Historically, the confluence was an important switching point for the Indians. They took the Tioughnioga to go to Onondaga and the Chenango to go to Oneida (Souvenirs January 16, 2006). The confluence was the apex of the famous Chenango Triangle, whose northern base was a line between the Tioughnioga River on the west and the Chenango River on the east. The current towns, or parts thereof, of Smithville, Greene, and Oxford were once in the Triangle. The Broome towns of Lisle, Barker, and the aptly named Triangle were also. In 1798, the Triangle was originally split into two parts by a straight line between the practical midpoint of the base and the confluence. This midpoint was the southeastern corner of what was the Military Tract and then became Onondaga County. The western part stayed in what was then Tioga County and the eastern part went to the newly formed Chenango County.

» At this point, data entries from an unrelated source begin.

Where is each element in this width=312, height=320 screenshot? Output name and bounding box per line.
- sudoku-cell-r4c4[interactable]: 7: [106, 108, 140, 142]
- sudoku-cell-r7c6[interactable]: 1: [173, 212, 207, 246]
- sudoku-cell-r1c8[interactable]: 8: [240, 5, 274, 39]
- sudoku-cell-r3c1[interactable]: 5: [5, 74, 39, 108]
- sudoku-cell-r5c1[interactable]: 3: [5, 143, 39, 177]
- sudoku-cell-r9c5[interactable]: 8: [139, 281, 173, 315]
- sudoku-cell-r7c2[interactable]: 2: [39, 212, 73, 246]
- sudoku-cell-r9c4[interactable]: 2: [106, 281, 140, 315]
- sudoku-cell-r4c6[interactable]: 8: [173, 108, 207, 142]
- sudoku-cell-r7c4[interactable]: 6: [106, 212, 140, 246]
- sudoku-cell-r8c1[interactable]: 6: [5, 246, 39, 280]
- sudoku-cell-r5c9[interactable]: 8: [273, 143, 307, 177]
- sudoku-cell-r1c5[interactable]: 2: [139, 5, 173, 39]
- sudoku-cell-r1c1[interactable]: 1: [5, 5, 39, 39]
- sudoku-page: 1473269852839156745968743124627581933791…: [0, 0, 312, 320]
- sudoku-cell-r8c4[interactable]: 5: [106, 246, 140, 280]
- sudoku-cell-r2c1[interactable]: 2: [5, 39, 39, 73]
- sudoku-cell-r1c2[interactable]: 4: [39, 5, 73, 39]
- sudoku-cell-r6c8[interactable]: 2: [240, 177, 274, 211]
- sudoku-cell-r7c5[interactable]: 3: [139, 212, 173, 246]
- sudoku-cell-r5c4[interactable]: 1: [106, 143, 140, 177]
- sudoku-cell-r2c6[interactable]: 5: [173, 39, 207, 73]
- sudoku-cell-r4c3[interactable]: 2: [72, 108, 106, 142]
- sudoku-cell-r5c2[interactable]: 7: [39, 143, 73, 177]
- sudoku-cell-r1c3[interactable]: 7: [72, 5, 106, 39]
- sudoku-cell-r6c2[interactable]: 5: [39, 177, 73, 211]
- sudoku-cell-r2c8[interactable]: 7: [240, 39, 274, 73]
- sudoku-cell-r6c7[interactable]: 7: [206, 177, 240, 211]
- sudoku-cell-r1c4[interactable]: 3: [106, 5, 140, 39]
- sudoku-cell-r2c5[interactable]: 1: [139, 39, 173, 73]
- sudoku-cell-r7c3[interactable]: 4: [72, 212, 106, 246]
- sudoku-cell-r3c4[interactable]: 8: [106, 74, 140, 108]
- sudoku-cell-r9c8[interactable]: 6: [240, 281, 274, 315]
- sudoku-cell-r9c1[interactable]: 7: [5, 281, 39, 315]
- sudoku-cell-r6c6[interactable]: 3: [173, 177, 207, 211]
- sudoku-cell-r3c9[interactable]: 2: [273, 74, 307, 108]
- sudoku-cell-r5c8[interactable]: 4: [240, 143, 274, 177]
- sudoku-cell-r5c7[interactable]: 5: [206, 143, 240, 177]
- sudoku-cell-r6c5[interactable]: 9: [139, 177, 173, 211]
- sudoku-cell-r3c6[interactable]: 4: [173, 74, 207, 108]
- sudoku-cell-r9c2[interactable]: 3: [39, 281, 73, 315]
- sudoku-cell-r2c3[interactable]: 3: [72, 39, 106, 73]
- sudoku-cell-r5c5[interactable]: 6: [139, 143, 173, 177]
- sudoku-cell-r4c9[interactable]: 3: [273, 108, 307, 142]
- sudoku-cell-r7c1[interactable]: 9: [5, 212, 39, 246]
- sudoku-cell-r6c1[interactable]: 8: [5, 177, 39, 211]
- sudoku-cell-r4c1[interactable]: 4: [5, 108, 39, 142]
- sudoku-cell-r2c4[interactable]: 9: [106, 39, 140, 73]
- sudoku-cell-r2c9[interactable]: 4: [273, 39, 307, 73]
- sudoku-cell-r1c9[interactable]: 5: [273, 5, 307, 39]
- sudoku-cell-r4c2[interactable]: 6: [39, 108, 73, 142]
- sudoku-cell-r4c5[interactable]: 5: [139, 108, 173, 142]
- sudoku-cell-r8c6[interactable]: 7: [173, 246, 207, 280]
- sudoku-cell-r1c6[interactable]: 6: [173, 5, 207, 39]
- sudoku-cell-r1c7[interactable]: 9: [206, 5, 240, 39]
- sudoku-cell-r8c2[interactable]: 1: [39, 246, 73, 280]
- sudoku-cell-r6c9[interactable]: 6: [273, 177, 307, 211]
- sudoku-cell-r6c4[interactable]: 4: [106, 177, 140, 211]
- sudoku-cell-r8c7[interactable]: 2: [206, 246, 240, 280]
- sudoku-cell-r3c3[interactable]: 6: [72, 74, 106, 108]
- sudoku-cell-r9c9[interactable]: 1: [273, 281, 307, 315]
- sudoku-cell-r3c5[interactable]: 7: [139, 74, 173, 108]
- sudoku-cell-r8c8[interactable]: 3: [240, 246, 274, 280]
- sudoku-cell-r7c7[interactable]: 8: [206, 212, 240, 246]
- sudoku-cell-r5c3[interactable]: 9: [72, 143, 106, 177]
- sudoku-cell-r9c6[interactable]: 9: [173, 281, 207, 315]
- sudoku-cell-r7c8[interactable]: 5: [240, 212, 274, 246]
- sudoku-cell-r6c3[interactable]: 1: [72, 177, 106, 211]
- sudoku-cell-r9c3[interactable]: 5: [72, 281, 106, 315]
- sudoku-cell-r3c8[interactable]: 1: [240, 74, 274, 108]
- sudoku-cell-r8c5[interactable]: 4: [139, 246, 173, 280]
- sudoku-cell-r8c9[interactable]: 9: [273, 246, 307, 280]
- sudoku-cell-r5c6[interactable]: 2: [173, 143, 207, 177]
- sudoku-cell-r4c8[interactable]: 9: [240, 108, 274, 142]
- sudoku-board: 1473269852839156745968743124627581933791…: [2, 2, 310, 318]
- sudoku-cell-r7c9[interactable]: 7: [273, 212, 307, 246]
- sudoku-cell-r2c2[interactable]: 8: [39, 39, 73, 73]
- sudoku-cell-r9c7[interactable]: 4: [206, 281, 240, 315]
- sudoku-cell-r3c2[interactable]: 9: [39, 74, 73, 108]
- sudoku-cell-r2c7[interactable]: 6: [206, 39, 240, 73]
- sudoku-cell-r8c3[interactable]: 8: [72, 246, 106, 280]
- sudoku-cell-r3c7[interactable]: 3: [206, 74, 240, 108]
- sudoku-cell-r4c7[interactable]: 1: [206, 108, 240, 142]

This Triangle is one reason why the southern towns of Chenango County are shaped so differently from the northern towns, which were originally the neat, boxy Twenty Towns.
In 1798, the southeast corner of Onondaga County was where the three counties of Broome, Chenango, and Cortland meet today. (I wrote about my adventures finding that marker in a Souvenirs article on November 7, 2005.)